You may not believe it, but before I even understood the real reason for my love, I'd considered a lot about the future. There's a classic line from the character in "Big Fish and Begonia": "Don't assume you'll spend your life with someone; just get along naturally and go wherever fate takes you."
Predicting the unknown is foolish; the best thing to do is to seize the present moment. But I seem to be "aim too high," not thinking clearly about the present, but thinking about the future.
After meeting you that day, I was very happy, but also a little uneasy, because I had never been in a relationship and I didn’t know how to grasp a relationship, so I kept thinking about how to face a person of the opposite sex I like, or how to pursue a person of the opposite sex.
Then I remembered a line from a Titanic fanfiction: "What you expect from others, under the same circumstances, is what you give." So, if I could have a second chance to meet you, I'd definitely find out where you work or where you can get your mail delivered, and then give you a bouquet of flowers every week and a cup of afternoon tea every day. I'd remember your likes and dislikes, remember the dates that are important to you, and give accordingly.
When pursuing someone, you should not just talk about it, but put it into practice, because whether you like someone or not is not determined by what the person says, but by what the person does.
But now I think I was really thinking too far ahead (maybe that's wrong). I wanted to be closer to you, but right now I'm too far away. So even before we met, I was thinking about switching jobs to one closer to you. After we met, I even looked at studio apartments near you and thought I'd buy one so I could be even closer to you.
After reading this, you may say that I am in love. Although I feel that way a little bit, I am very sad that I cannot control myself. Maybe after I have a few more relationships, I will not be in love anymore.
But I also have extreme mental cleanliness, or I have always longed for the romance of "A gentleman is like water, adapting to the shape and being at ease everywhere. Therefore, he chooses one person to grow old with, and one city to live out his life in." So when I came into contact with the romance that I thought I had touched, I ignored the fact that ideals and reality are both two parallel lines, and two lines that gradually move away after intersecting.
Looking back now, I feel a bit ashamed of some of my past thoughts. I hadn't even started anything yet, but I was already overthinking so much. This completely contradicts what the rat lady said: "Don't prejudge your future with others."
Suddenly I felt so bad about myself. It’s not that I think I’m bad, but I understand that people should reflect on themselves and then learn from their mistakes, and then correct them. However, I found that although I understood this principle, I had no way to correct this mistake.

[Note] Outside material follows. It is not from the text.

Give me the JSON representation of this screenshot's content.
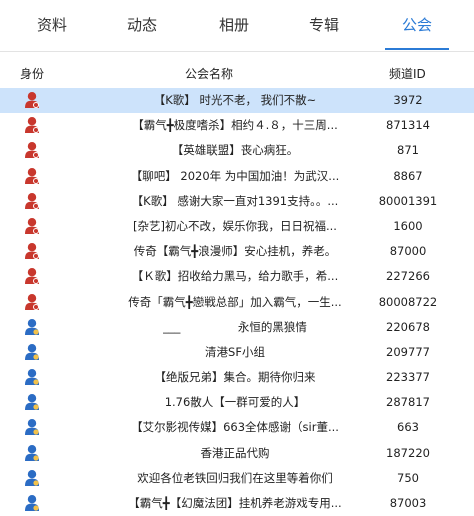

As I write this, my thoughts are a bit confused, and I can't help but burst into tears. I don't know if I've expressed what I wanted to say clearly, and I don't know if there's anything else I wanted to say but left out.
Finally, by the time you read this, I've probably already deleted you from WeChat. I'm sorry, I know it's rude, but please believe me, I'm sad to have deleted you. But if I hadn't deleted you, I'd be worried I'd be constantly thinking about you and bothering you. While you probably wouldn't say anything about me, I'd feel incredibly shameless, especially after realizing something and feeling really bad about myself. So, I had to keep my distance this way.
Finally, I wish you a happy new year in advance, and I also hope that you can find a girl who likes you and who also likes you as soon as possible, so that you can be together in both directions.